Surgery is the first-line option for
resectable tumours and is also used for debulking
metastatic tumours. Total hepatectomy with living
donor transplantation has also been attempted
for treating metastatic tumours.11 Somatostatin
and its analogues have both antisecretory and
antiproliferative effects.12 Although P-NETs are
relatively radioresistant, recently developed peptide
receptor radiotherapy employing radionuclide-targeted
somatostatin receptor agonists for internal
cytotoxic radiotherapy in somatostatin receptor-expressing
NETs seem promising.12 Systemic
therapies for unresectable tumours include sunitinib
malate, a potent tyrosine kinase inhibitor with
antiangiogenic effects, and everolimus, an inhibitor
of mammalian target of rapamycin.12 13 After surgical
resection of malignant P-NETs, Ki-67 >5% of tumour
cells is a predictor of recurrence.5 Since our patient
had a Ki-67 of approximately 15%, oncological
treatment will be needed, hence, the referral.

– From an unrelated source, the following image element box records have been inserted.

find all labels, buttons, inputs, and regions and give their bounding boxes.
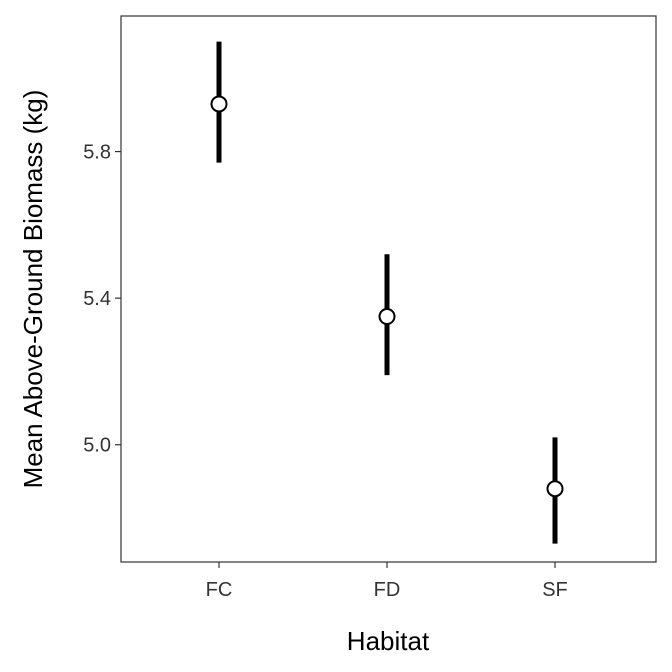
mean-point: [378, 307, 396, 325]
y-axis-title: Mean Above-Ground Biomass (kg): [18, 90, 48, 489]
mean-point: [546, 480, 564, 498]
mean-point: [210, 95, 228, 113]
y-tick-label: 5.8: [83, 142, 111, 164]
mean-points: [210, 95, 564, 498]
x-tick-label: SF: [542, 579, 568, 601]
y-tick-label: 5.0: [83, 435, 111, 457]
x-tick-label: FC: [206, 579, 233, 601]
y-axis-ticks: 5.0 5.4 5.8: [83, 142, 121, 457]
x-axis-ticks: FC FD SF: [206, 562, 568, 601]
y-tick-label: 5.4: [83, 288, 111, 310]
x-tick-label: FD: [374, 579, 401, 601]
x-axis-title: Habitat: [347, 626, 430, 656]
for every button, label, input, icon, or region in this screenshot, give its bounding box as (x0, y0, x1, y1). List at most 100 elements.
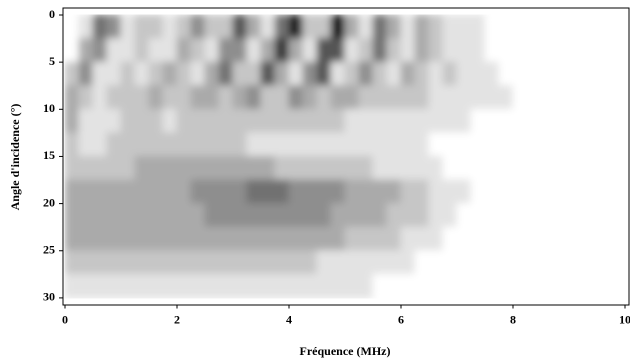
heatmap-cell (568, 108, 584, 134)
heatmap-cell (64, 250, 80, 275)
heatmap-cell (610, 250, 626, 275)
heatmap-cell (470, 85, 486, 110)
heatmap-cell (484, 155, 500, 181)
heatmap-cell (344, 203, 360, 228)
heatmap-cell (470, 203, 486, 228)
heatmap-cell (330, 38, 346, 63)
heatmap-cell (372, 203, 388, 228)
heatmap-cell (64, 203, 80, 228)
heatmap-cell (232, 85, 248, 110)
heatmap-cell (274, 85, 290, 110)
heatmap-cell (456, 155, 472, 181)
heatmap-cell (568, 250, 584, 275)
heatmap-cell (400, 85, 416, 110)
heatmap-cell (498, 14, 514, 40)
heatmap-cell (134, 250, 150, 275)
heatmap-cell (134, 85, 150, 110)
heatmap-cell (414, 226, 430, 252)
heatmap-cell (498, 61, 514, 87)
heatmap-cell (148, 273, 164, 299)
heatmap-cell (582, 38, 598, 63)
heatmap-cell (428, 38, 444, 63)
heatmap-cell (162, 250, 178, 275)
heatmap-cell (372, 61, 388, 87)
heatmap-cell (610, 273, 626, 299)
heatmap-cell (302, 179, 318, 205)
heatmap-cell (134, 226, 150, 252)
heatmap-cell (64, 14, 80, 40)
heatmap-cell (106, 250, 122, 275)
heatmap-cell (274, 203, 290, 228)
heatmap-cell (526, 250, 542, 275)
heatmap-cell (64, 108, 80, 134)
heatmap-cell (400, 203, 416, 228)
heatmap-cell (176, 132, 192, 157)
heatmap-cell (582, 14, 598, 40)
heatmap-cell (190, 250, 206, 275)
heatmap-cell (568, 14, 584, 40)
heatmap-cell (316, 132, 332, 157)
heatmap-cell (344, 108, 360, 134)
heatmap-cell (78, 203, 94, 228)
heatmap-cell (512, 155, 528, 181)
heatmap-cell (274, 38, 290, 63)
x-axis-label: Fréquence (MHz) (300, 344, 391, 358)
heatmap-cell (246, 250, 262, 275)
heatmap-cell (400, 155, 416, 181)
x-tick-label: 8 (510, 312, 516, 326)
heatmap-cell (330, 250, 346, 275)
heatmap-cell (218, 38, 234, 63)
heatmap-cell (274, 14, 290, 40)
heatmap-cell (162, 203, 178, 228)
heatmap-cell (372, 179, 388, 205)
heatmap-cell (456, 250, 472, 275)
heatmap-cell (498, 273, 514, 299)
heatmap-cell (274, 132, 290, 157)
heatmap-cell (78, 61, 94, 87)
heatmap-cell (554, 273, 570, 299)
heatmap-cell (274, 226, 290, 252)
heatmap-cell (512, 273, 528, 299)
heatmap-cell (428, 132, 444, 157)
heatmap-cell (456, 85, 472, 110)
heatmap-cell (568, 203, 584, 228)
heatmap-cell (260, 250, 276, 275)
heatmap-cell (260, 14, 276, 40)
heatmap-cell (190, 179, 206, 205)
heatmap-cell (526, 132, 542, 157)
heatmap-cell (512, 132, 528, 157)
heatmap-cell (316, 226, 332, 252)
heatmap-cell (512, 203, 528, 228)
heatmap-cell (554, 61, 570, 87)
heatmap-cell (414, 250, 430, 275)
heatmap-cell (498, 226, 514, 252)
heatmap-cell (148, 226, 164, 252)
heatmap-cell (414, 14, 430, 40)
heatmap-cell (120, 14, 136, 40)
heatmap-cell (204, 38, 220, 63)
heatmap-cell (218, 203, 234, 228)
heatmap-cell (316, 155, 332, 181)
heatmap-cell (190, 85, 206, 110)
heatmap-cell (330, 155, 346, 181)
heatmap-cell (204, 226, 220, 252)
heatmap-cell (176, 250, 192, 275)
heatmap-cell (484, 38, 500, 63)
heatmap-cell (148, 85, 164, 110)
heatmap-cell (232, 38, 248, 63)
heatmap-cell (498, 108, 514, 134)
heatmap-cell (372, 273, 388, 299)
heatmap-cell (470, 108, 486, 134)
heatmap-cell (568, 61, 584, 87)
heatmap-cell (260, 38, 276, 63)
heatmap-cell (288, 85, 304, 110)
heatmap-cell (316, 179, 332, 205)
heatmap-cell (246, 38, 262, 63)
heatmap-cell (134, 273, 150, 299)
heatmap-cell (470, 14, 486, 40)
y-tick-label: 0 (49, 7, 55, 21)
heatmap-cell (456, 14, 472, 40)
heatmap-cell (540, 179, 556, 205)
heatmap-cell (190, 132, 206, 157)
heatmap-cell (512, 85, 528, 110)
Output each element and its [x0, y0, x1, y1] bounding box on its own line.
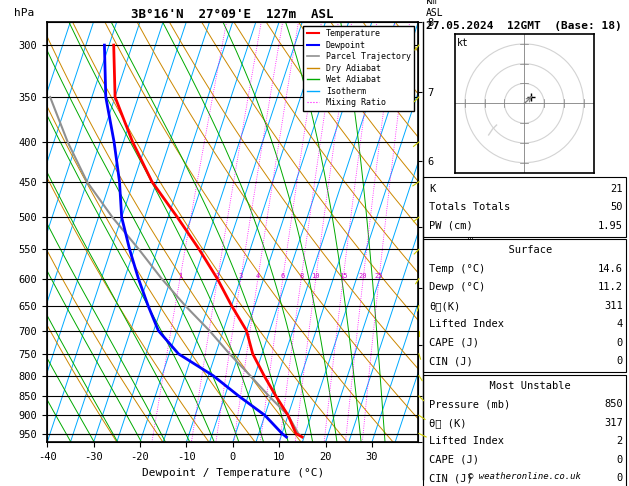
Text: LCL: LCL	[426, 429, 443, 438]
Text: θᴁ(K): θᴁ(K)	[429, 301, 460, 311]
Text: CAPE (J): CAPE (J)	[429, 455, 479, 465]
Text: Dewp (°C): Dewp (°C)	[429, 282, 485, 292]
Text: 1: 1	[178, 273, 182, 278]
Legend: Temperature, Dewpoint, Parcel Trajectory, Dry Adiabat, Wet Adiabat, Isotherm, Mi: Temperature, Dewpoint, Parcel Trajectory…	[303, 26, 414, 111]
Text: CIN (J): CIN (J)	[429, 356, 473, 366]
Text: 14.6: 14.6	[598, 264, 623, 274]
Text: 25: 25	[375, 273, 383, 278]
Text: 11.2: 11.2	[598, 282, 623, 292]
Text: Most Unstable: Most Unstable	[477, 381, 571, 391]
Text: kt: kt	[457, 38, 469, 48]
Text: 20: 20	[359, 273, 367, 278]
Text: 10: 10	[311, 273, 320, 278]
Text: 15: 15	[339, 273, 347, 278]
Text: CAPE (J): CAPE (J)	[429, 338, 479, 347]
Text: 1.95: 1.95	[598, 221, 623, 230]
Text: Totals Totals: Totals Totals	[429, 202, 510, 212]
Title: 3B°16'N  27°09'E  127m  ASL: 3B°16'N 27°09'E 127m ASL	[131, 8, 334, 21]
Text: K: K	[429, 184, 435, 193]
Text: 4: 4	[256, 273, 260, 278]
Text: 2: 2	[616, 436, 623, 446]
Text: 21: 21	[610, 184, 623, 193]
Text: 50: 50	[610, 202, 623, 212]
Text: Lifted Index: Lifted Index	[429, 436, 504, 446]
Text: 0: 0	[616, 455, 623, 465]
Text: θᴁ (K): θᴁ (K)	[429, 418, 467, 428]
Text: 850: 850	[604, 399, 623, 409]
Text: Surface: Surface	[496, 245, 552, 255]
Text: 0: 0	[616, 338, 623, 347]
Text: 317: 317	[604, 418, 623, 428]
Text: CIN (J): CIN (J)	[429, 473, 473, 483]
Text: Pressure (mb): Pressure (mb)	[429, 399, 510, 409]
Text: 0: 0	[616, 356, 623, 366]
Text: 2: 2	[215, 273, 220, 278]
Text: 3: 3	[238, 273, 243, 278]
X-axis label: Dewpoint / Temperature (°C): Dewpoint / Temperature (°C)	[142, 468, 324, 478]
Text: Temp (°C): Temp (°C)	[429, 264, 485, 274]
Text: 27.05.2024  12GMT  (Base: 18): 27.05.2024 12GMT (Base: 18)	[426, 20, 622, 31]
Text: Lifted Index: Lifted Index	[429, 319, 504, 329]
Text: 6: 6	[281, 273, 285, 278]
Text: 8: 8	[299, 273, 303, 278]
Text: 311: 311	[604, 301, 623, 311]
Text: 4: 4	[616, 319, 623, 329]
Text: hPa: hPa	[14, 8, 34, 17]
Text: PW (cm): PW (cm)	[429, 221, 473, 230]
Text: 0: 0	[616, 473, 623, 483]
Text: km
ASL: km ASL	[426, 0, 443, 17]
Text: Mixing Ratio (g/kg): Mixing Ratio (g/kg)	[467, 181, 476, 283]
Text: © weatheronline.co.uk: © weatheronline.co.uk	[468, 472, 581, 481]
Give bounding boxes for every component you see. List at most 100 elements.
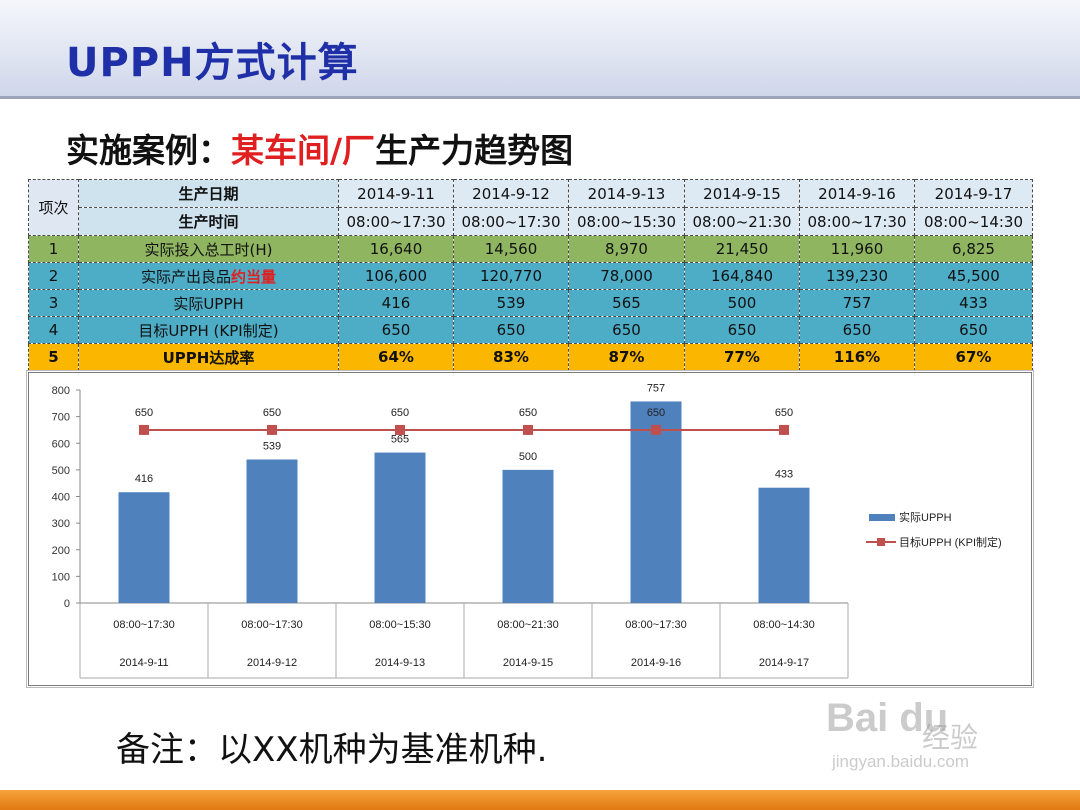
time-row: 生产时间 08:00~17:30 08:00~17:30 08:00~15:30… (29, 207, 1033, 236)
row-index: 1 (28, 235, 79, 263)
y-tick-label: 500 (52, 465, 70, 477)
target-marker (779, 424, 789, 435)
category-time-label: 08:00~17:30 (241, 619, 302, 631)
row-value: 139,230 (799, 262, 915, 290)
row-value: 16,640 (338, 235, 454, 263)
target-data-label: 650 (263, 407, 281, 419)
row-value: 77% (684, 343, 800, 371)
row-index: 5 (28, 343, 79, 371)
row-index: 4 (28, 316, 79, 344)
row-value: 67% (914, 343, 1033, 371)
bar (630, 401, 682, 603)
row-label: UPPH达成率 (78, 343, 339, 371)
target-marker (139, 424, 149, 435)
y-tick-label: 300 (52, 518, 70, 530)
row-value: 650 (338, 316, 454, 344)
footnote: 备注：以XX机种为基准机种. (116, 730, 548, 770)
bar-data-label: 433 (775, 469, 793, 481)
row-value: 11,960 (799, 235, 915, 263)
chart-svg: 0 100 200 300 400 500 600 700 800 08:00~17:30 08:0… (52, 382, 1002, 679)
category-date-label: 2014-9-12 (247, 657, 297, 669)
row-value: 650 (914, 316, 1033, 344)
category-date-label: 2014-9-13 (375, 657, 425, 669)
y-tick-label: 800 (52, 385, 70, 397)
legend-bar-label: 实际UPPH (899, 510, 952, 524)
table-row: 1 实际投入总工时(H) 16,640 14,560 8,970 21,450 … (28, 235, 1033, 263)
footer-bar (0, 790, 1080, 810)
table-row: 2 实际产出良品约当量 106,600 120,770 78,000 164,8… (28, 262, 1033, 290)
bar-data-label: 565 (391, 434, 409, 446)
y-tick-label: 400 (52, 492, 70, 504)
row-index: 3 (28, 289, 79, 317)
subtitle-suffix: 生产力趋势图 (375, 131, 574, 170)
table-row: 5 UPPH达成率 64% 83% 87% 77% 116% 67% (28, 343, 1033, 371)
target-data-label: 650 (135, 407, 153, 419)
target-data-label: 650 (391, 407, 409, 419)
bar (118, 492, 170, 603)
subtitle: 实施案例：某车间/厂生产力趋势图 (66, 124, 573, 172)
idx-header: 项次 (28, 179, 79, 236)
subtitle-prefix: 实施案例： (66, 131, 231, 170)
row-value: 650 (684, 316, 800, 344)
category-time-label: 08:00~21:30 (497, 619, 558, 631)
bar (374, 452, 426, 603)
y-tick-label: 700 (52, 412, 70, 424)
category-time-label: 08:00~15:30 (369, 619, 430, 631)
row-value: 8,970 (568, 235, 685, 263)
y-tick-label: 0 (64, 598, 70, 610)
category-date-label: 2014-9-15 (503, 657, 553, 669)
row-label: 目标UPPH (KPI制定) (78, 316, 339, 344)
legend-line-marker (877, 538, 885, 546)
date-label: 生产日期 (78, 179, 339, 208)
time-cell: 08:00~15:30 (568, 207, 685, 236)
time-cell: 08:00~14:30 (914, 207, 1033, 236)
row-value: 6,825 (914, 235, 1033, 263)
row-index: 2 (28, 262, 79, 290)
date-cell: 2014-9-11 (338, 179, 454, 208)
row-value: 106,600 (338, 262, 454, 290)
bar (758, 487, 810, 603)
y-tick-label: 600 (52, 438, 70, 450)
watermark-logo: Bai du (826, 696, 949, 740)
watermark-url: jingyan.baidu.com (832, 752, 970, 771)
category-date-label: 2014-9-16 (631, 657, 681, 669)
row-value: 83% (453, 343, 569, 371)
row-value: 416 (338, 289, 454, 317)
date-cell: 2014-9-15 (684, 179, 800, 208)
bar (502, 469, 554, 603)
time-label: 生产时间 (78, 207, 339, 236)
target-data-label: 650 (647, 407, 665, 419)
legend-bar-swatch (869, 514, 895, 521)
chart-frame (26, 370, 1034, 688)
subtitle-highlight: 某车间/厂 (231, 131, 376, 170)
row-value: 45,500 (914, 262, 1033, 290)
row-value: 650 (799, 316, 915, 344)
date-cell: 2014-9-12 (453, 179, 569, 208)
legend-line-label: 目标UPPH (KPI制定) (899, 535, 1002, 549)
target-marker (651, 424, 661, 435)
row-value: 164,840 (684, 262, 800, 290)
row-value: 757 (799, 289, 915, 317)
target-marker (267, 424, 277, 435)
baidu-watermark: Bai du 经验 jingyan.baidu.com (826, 696, 1026, 786)
row-value: 500 (684, 289, 800, 317)
page-title: UPPH方式计算 (66, 40, 359, 86)
date-cell: 2014-9-13 (568, 179, 685, 208)
upph-chart: 0 100 200 300 400 500 600 700 800 08:00~17:30 08:0… (28, 372, 1032, 686)
row-label-highlight: 约当量 (231, 267, 277, 286)
time-cell: 08:00~17:30 (453, 207, 569, 236)
watermark-text: 经验 (922, 721, 979, 754)
target-marker (523, 424, 533, 435)
row-value: 650 (568, 316, 685, 344)
category-time-label: 08:00~17:30 (625, 619, 686, 631)
y-tick-label: 200 (52, 545, 70, 557)
date-row: 项次 生产日期 2014-9-11 2014-9-12 2014-9-13 20… (28, 179, 1033, 236)
target-marker (395, 424, 405, 435)
date-cell: 2014-9-16 (799, 179, 915, 208)
category-time-label: 08:00~17:30 (113, 619, 174, 631)
category-date-label: 2014-9-11 (119, 657, 168, 669)
bar-data-label: 500 (519, 451, 537, 463)
bar-data-label: 539 (263, 440, 281, 452)
production-table: 项次 生产日期 2014-9-11 2014-9-12 2014-9-13 20… (28, 179, 1033, 371)
time-cell: 08:00~17:30 (338, 207, 454, 236)
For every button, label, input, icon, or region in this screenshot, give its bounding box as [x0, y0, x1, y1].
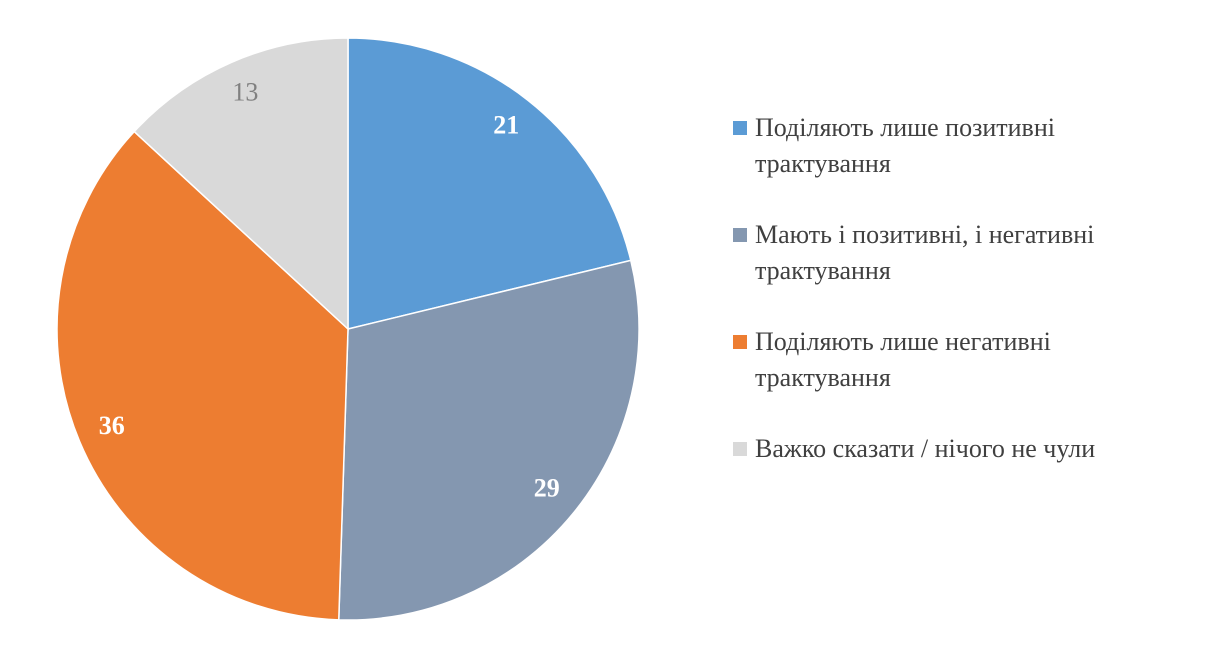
data-label: 36 [99, 411, 125, 440]
legend-swatch [733, 228, 747, 242]
data-label: 13 [232, 77, 258, 106]
legend-swatch [733, 121, 747, 135]
legend: Поділяють лише позитивні трактування Мают… [733, 110, 1153, 502]
pie-slice [133, 37, 349, 331]
legend-swatch [733, 442, 747, 456]
legend-item: Поділяють лише позитивні трактування [733, 110, 1153, 182]
legend-label: Поділяють лише позитивні трактування [755, 113, 1055, 178]
legend-label: Важко сказати / нічого не чули [755, 434, 1096, 463]
legend-item: Важко сказати / нічого не чули [733, 431, 1153, 467]
data-label: 21 [493, 111, 519, 140]
chart: 21 29 36 13 [56, 37, 640, 621]
legend-label: Мають і позитивні, і негативні трактуван… [755, 220, 1095, 285]
legend-swatch [733, 335, 747, 349]
legend-item: Мають і позитивні, і негативні трактуван… [733, 217, 1153, 289]
legend-item: Поділяють лише негативні трактування [733, 324, 1153, 396]
data-label: 29 [534, 473, 560, 502]
pie-slice [347, 37, 632, 330]
pie-slice [56, 130, 349, 621]
legend-label: Поділяють лише негативні трактування [755, 327, 1051, 392]
pie-slice [337, 259, 640, 621]
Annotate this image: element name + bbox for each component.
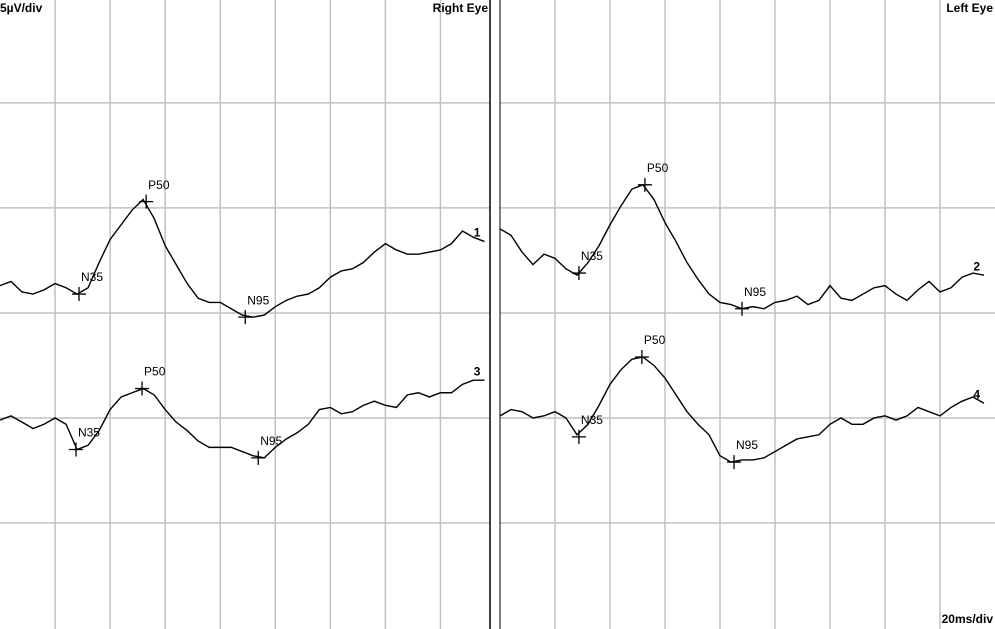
trace-number: 3 bbox=[474, 364, 481, 378]
trace-number: 1 bbox=[474, 226, 481, 240]
peak-marker bbox=[135, 381, 150, 396]
peak-label: N95 bbox=[260, 434, 282, 448]
trace-number: 2 bbox=[973, 259, 980, 273]
peak-marker bbox=[634, 350, 649, 365]
peak-label: N95 bbox=[744, 285, 766, 299]
peak-marker bbox=[238, 310, 253, 325]
peak-marker bbox=[637, 177, 652, 192]
peak-label: N35 bbox=[81, 270, 103, 284]
peak-label: N35 bbox=[78, 426, 100, 440]
trace bbox=[499, 356, 985, 463]
peak-label: N35 bbox=[581, 413, 603, 427]
trace bbox=[0, 379, 485, 459]
peak-label: N95 bbox=[736, 438, 758, 452]
peak-marker bbox=[735, 301, 749, 316]
amplitude-scale: 5µV/div bbox=[0, 1, 43, 15]
peak-marker bbox=[571, 266, 586, 281]
peak-marker bbox=[72, 287, 87, 302]
peak-label: P50 bbox=[644, 333, 666, 347]
peak-marker bbox=[727, 455, 742, 470]
trace-number: 4 bbox=[973, 387, 980, 401]
peak-marker bbox=[571, 429, 586, 444]
peak-marker bbox=[68, 442, 83, 457]
peak-marker bbox=[251, 450, 266, 465]
peak-label: P50 bbox=[647, 161, 669, 175]
traces: Right Eye 1 N35 P50 N95 3 N35 P50 N95 Left Eye 2 N3… bbox=[0, 1, 993, 470]
peak-marker bbox=[139, 194, 154, 209]
trace bbox=[0, 198, 485, 318]
time-scale: 20ms/div bbox=[942, 612, 994, 626]
peak-label: N35 bbox=[581, 249, 603, 263]
panel-title: Right Eye bbox=[433, 1, 489, 15]
peak-label: P50 bbox=[144, 365, 166, 379]
peak-label: P50 bbox=[148, 178, 170, 192]
peak-label: N95 bbox=[247, 293, 269, 307]
panel-title: Left Eye bbox=[946, 1, 993, 15]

In conclusion, our patient with an ectopic
ACTH-secreting P-NET presented with diabetes and
hypertension, both of which are common chronic
diseases worldwide. Due to the aggressive nature of
this type of tumour and its histological findings, this
patient will likely require further adjuvant treatments
in the future. Ectopic ACTH CS can occur due to
a wide spectrum of causes, and a combination of
relevant biochemical tests and imaging are needed
to establish the correct diagnosis. Timely referral to
surgeons and/or oncologists is necessary. Symptoms
of hormone excess are often the first hint suggesting
the diagnosis of functioning P-NETs. Almost all
P-NETs, except insulinoma, carry a high malignant
potential. Expeditious and meticulous management
involving collaboration between endocrinologists,
surgeons, pathologists, and oncologists can be
expected to provide the best outcomes for patients suffering from this rare disease.